Scolastika Nadya Valentin, 20 Tahun, Judo Blind
Menjadi tunanetra tidaklah mudah. Pada masa sekolah, Valen pernah merasa rendah diri. Begitu banyak pelajaran seni yang diajarkan, tetapi tak satu pun ia kuasai. Namun, begitu berkenalan dengan olahraga, jalannya mulai terbuka lebar.
“Sempat sedih karena enggak bisa main musik atau bernyanyi di sekolah. Tapi setelah ikut judo blind, mulai timbul rasa percaya diri.

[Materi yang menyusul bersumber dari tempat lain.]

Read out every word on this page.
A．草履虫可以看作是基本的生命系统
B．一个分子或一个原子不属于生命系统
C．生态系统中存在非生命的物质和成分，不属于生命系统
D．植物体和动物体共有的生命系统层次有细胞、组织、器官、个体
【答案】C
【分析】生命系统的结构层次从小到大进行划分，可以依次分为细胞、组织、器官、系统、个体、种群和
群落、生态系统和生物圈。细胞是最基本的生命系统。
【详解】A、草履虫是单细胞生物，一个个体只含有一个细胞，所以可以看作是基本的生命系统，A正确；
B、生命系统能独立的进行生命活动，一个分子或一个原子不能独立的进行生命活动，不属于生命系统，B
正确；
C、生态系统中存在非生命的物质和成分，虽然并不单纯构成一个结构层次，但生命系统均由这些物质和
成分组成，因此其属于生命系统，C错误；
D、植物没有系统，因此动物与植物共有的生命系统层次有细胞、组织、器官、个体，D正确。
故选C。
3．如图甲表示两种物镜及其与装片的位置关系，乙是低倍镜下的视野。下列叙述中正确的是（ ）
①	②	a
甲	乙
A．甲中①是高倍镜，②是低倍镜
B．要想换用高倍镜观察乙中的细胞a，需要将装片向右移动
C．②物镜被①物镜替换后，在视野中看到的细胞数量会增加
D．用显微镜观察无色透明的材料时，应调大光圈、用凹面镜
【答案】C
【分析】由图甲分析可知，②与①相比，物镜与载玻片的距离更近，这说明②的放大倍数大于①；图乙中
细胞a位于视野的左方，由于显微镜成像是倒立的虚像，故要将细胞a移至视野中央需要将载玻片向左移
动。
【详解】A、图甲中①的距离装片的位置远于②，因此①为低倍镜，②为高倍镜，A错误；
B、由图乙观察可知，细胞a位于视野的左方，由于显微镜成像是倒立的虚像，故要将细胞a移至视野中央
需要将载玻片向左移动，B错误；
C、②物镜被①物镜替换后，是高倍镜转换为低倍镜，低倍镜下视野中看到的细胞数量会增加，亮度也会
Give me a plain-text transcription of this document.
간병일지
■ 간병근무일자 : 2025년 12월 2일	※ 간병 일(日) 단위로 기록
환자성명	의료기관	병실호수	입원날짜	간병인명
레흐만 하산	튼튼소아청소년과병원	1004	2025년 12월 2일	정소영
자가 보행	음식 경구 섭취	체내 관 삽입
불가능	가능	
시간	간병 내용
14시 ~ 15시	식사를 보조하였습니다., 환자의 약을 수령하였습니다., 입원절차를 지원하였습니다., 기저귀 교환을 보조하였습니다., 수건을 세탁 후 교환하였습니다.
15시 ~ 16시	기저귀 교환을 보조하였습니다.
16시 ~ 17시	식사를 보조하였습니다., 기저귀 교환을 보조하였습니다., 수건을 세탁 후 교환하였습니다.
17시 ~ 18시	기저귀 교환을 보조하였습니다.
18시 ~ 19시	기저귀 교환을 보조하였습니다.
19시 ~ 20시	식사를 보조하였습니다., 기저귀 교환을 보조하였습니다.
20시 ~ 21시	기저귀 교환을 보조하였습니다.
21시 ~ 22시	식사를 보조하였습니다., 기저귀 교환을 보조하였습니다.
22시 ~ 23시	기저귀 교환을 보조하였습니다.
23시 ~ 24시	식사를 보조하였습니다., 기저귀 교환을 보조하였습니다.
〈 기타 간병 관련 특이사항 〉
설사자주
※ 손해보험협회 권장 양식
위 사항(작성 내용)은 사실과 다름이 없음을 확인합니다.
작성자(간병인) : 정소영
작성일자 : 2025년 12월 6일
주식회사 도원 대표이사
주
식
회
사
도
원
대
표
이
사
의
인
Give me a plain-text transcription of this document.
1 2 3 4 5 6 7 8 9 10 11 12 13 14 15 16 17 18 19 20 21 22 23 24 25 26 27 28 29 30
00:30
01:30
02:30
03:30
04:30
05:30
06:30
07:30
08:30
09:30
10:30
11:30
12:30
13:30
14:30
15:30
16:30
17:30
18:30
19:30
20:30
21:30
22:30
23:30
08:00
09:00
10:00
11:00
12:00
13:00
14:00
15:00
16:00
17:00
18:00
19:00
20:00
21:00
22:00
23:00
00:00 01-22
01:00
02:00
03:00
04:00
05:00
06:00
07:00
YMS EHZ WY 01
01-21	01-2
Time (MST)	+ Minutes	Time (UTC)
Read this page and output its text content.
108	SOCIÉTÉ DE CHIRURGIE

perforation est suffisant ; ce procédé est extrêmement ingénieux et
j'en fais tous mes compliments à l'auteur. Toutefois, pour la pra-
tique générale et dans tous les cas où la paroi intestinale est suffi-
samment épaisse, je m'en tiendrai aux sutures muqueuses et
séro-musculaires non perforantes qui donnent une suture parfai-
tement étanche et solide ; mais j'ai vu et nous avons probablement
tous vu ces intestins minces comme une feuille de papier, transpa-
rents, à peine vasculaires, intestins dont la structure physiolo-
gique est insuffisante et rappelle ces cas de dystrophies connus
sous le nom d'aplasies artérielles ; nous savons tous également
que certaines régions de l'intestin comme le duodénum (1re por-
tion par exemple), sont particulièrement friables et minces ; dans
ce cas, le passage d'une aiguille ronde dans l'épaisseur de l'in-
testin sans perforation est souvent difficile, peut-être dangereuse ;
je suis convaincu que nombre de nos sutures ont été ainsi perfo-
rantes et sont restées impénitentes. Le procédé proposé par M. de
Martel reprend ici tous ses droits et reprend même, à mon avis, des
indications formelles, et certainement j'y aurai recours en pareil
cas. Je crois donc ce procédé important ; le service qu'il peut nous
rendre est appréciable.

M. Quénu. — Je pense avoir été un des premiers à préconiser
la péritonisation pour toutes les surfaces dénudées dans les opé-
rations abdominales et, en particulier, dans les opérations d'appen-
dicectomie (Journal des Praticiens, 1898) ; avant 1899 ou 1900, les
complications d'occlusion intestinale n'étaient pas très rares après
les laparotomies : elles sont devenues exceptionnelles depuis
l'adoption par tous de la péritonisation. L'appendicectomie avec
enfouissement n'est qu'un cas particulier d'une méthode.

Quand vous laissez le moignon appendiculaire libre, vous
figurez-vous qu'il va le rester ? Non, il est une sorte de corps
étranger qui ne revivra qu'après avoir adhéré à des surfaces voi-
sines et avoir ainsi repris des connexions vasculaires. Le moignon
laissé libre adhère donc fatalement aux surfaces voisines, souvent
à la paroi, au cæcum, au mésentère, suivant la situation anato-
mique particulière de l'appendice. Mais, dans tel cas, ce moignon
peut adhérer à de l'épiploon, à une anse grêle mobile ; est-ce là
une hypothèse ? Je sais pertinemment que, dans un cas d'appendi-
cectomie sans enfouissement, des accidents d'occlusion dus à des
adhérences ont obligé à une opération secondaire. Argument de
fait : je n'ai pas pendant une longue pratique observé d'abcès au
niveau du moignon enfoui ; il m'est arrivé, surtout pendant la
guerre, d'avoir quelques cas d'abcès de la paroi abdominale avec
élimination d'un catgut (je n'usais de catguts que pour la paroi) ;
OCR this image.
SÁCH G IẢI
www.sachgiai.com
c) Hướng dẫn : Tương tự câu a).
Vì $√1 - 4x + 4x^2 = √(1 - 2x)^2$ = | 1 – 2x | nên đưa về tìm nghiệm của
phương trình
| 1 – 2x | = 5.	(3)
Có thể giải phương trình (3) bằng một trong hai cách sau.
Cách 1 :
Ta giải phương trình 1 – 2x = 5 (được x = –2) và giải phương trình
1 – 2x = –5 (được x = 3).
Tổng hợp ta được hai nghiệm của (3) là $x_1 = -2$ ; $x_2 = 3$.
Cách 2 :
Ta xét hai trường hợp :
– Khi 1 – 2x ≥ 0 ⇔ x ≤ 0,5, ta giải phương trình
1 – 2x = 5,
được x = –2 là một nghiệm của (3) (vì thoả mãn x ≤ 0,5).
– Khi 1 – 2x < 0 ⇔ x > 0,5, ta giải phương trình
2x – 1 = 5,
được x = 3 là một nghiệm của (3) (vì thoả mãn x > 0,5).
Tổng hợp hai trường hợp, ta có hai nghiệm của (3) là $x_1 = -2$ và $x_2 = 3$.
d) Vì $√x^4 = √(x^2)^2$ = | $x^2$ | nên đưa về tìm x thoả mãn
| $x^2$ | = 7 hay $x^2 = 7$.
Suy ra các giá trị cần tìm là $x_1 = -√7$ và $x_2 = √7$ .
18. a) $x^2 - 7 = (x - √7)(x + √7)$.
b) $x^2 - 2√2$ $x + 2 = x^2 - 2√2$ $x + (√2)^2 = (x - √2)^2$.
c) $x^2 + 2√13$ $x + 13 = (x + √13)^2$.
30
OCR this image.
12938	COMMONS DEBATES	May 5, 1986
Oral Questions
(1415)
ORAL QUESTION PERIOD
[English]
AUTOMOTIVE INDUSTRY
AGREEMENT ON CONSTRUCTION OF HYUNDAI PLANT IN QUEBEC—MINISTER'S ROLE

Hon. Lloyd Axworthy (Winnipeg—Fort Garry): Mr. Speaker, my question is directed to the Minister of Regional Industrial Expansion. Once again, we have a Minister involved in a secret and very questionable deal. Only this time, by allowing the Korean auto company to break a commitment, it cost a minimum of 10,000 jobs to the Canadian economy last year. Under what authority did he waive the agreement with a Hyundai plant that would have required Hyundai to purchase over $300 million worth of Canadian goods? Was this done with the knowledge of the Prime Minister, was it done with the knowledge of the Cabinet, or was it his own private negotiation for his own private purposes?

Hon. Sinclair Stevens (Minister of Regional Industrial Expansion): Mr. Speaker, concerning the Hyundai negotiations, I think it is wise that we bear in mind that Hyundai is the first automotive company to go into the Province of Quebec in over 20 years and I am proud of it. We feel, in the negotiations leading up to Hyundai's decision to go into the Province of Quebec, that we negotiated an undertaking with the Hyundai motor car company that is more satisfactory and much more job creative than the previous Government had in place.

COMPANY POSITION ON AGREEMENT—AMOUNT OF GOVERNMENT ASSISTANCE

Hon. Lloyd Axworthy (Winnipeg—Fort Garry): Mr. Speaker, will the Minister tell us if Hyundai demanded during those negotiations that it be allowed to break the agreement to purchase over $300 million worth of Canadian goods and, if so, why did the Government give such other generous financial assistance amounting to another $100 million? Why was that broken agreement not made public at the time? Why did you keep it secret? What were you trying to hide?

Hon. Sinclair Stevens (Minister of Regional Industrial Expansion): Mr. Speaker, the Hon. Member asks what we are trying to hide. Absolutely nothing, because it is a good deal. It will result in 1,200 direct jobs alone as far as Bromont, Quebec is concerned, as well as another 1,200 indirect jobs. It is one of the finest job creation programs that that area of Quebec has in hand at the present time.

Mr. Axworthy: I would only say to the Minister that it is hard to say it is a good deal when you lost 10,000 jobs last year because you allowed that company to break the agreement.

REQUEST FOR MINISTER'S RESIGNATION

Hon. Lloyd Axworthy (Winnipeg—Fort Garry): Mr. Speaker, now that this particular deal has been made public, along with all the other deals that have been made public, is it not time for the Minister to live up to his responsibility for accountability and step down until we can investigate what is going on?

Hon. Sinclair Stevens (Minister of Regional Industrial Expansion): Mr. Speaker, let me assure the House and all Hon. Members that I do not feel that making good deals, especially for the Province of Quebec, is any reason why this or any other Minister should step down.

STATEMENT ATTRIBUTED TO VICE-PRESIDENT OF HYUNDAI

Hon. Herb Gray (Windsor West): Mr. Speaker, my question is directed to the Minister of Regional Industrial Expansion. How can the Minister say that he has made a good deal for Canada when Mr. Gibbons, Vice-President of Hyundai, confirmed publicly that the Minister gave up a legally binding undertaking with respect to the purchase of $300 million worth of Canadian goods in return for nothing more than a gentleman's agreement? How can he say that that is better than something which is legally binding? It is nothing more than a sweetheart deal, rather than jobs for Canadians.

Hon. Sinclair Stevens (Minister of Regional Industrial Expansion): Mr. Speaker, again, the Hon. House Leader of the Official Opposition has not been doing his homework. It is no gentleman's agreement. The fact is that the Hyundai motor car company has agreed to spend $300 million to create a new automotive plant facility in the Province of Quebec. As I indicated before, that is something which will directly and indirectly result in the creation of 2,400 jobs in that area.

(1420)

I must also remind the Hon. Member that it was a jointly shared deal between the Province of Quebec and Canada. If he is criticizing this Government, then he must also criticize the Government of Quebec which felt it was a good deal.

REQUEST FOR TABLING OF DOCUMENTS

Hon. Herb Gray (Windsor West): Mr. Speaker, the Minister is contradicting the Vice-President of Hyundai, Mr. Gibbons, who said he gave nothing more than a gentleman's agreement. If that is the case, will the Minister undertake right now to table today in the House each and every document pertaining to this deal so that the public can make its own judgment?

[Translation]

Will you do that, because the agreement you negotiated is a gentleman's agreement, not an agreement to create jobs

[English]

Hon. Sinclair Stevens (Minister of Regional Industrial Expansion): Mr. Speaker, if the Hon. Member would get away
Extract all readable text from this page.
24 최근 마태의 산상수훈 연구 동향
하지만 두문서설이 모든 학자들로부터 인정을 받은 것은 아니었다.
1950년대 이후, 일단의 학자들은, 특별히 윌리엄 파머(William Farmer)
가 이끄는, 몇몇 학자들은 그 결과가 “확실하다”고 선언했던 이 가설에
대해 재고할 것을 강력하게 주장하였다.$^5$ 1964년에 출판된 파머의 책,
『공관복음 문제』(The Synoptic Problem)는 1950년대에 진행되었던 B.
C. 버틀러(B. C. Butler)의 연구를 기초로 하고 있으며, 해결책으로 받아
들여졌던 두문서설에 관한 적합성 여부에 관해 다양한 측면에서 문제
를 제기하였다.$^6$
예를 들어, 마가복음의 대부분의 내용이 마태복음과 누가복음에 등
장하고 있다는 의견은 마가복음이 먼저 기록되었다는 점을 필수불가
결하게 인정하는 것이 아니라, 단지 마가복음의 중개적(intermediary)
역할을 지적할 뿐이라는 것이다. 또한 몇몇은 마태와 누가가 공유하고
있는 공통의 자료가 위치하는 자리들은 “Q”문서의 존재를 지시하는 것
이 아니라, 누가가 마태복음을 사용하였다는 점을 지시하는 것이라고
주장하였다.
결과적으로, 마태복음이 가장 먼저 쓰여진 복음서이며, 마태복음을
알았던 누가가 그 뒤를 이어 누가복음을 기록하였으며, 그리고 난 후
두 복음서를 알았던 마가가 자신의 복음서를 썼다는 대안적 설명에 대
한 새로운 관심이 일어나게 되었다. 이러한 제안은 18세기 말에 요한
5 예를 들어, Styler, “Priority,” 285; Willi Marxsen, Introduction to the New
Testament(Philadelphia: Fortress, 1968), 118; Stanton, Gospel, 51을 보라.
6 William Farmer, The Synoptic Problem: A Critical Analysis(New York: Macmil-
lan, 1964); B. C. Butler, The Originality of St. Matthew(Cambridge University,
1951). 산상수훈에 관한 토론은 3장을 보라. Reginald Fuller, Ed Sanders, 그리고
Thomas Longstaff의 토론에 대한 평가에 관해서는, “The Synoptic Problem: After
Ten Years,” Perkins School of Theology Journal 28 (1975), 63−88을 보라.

Aku bisa berprestasi di bidang olahraga, enggak harus di kesenian,” ungkap Valen.
Perjuangan menjadi atlet judo pun penuh tantangan dan terasa berat di awal. Valen harus menghafal berbagai teknik bantingan, kuncian, hingga patahan, ditambah lagi latihan fisik yang tidak mudah.
“Latihannya sangat susah sampai sering pingsan. Tapi akhirnya aku bisa melewatinya. Kuncinya adalah banyak istirahat, tidur cukup, dan menjaga pola makan,” jelasnya.
Menjadi atlet judo blind, Valen yang penuh semangat ingin membuat waktunya di masa muda lebih bermanfaat serta membanggakan orang tuanya. Tahun ini, Valen akan berangkat ke Kamboja untuk mengikuti ASEAN Para Games 2023.
Nicodemus Saul Yandewoa, 30 Tahun, Judo Blind
Menceritakan pengalamannya di awal menjadi atlet judo blind, Saul mengaku banyak kesulitan yang ia alami.
“Aku terkadang putus asa karena capek, badan sakit-sakit, teknik salah, dan nggak bisa menguasai gerakan. Namun, pelatihku banyak sabar dan aku juga diberikan semangat oleh orang-orang di sekitarku. Itu semua aku jadikan motivasi dan Puji Tuhan bisa sampai juara,” kata Saul.
Demi meningkatkan kemampuan dalam judo, Saul latihan secara rutin selama seminggu. Mulai dari latihan fisik hingga latihan teknik.
“Saya merasa judo ini bagus untuk tunanetra. Bisa bantu untuk menguatkan feeling saya dalam beraktivitas ke luar rumah jadi lebih berani,” jelasnya.
Dari olahraga ini, Saul berharap bisa memiliki penghasilan sendiri, tidak bergantung pada orang tua, dan menjadi sosok yang mandiri.
Saul pun berpesan untuk teman-teman disabilitas, khususnya tunanetra, agar terus semangat dan berjuang dalam menjalani hidup.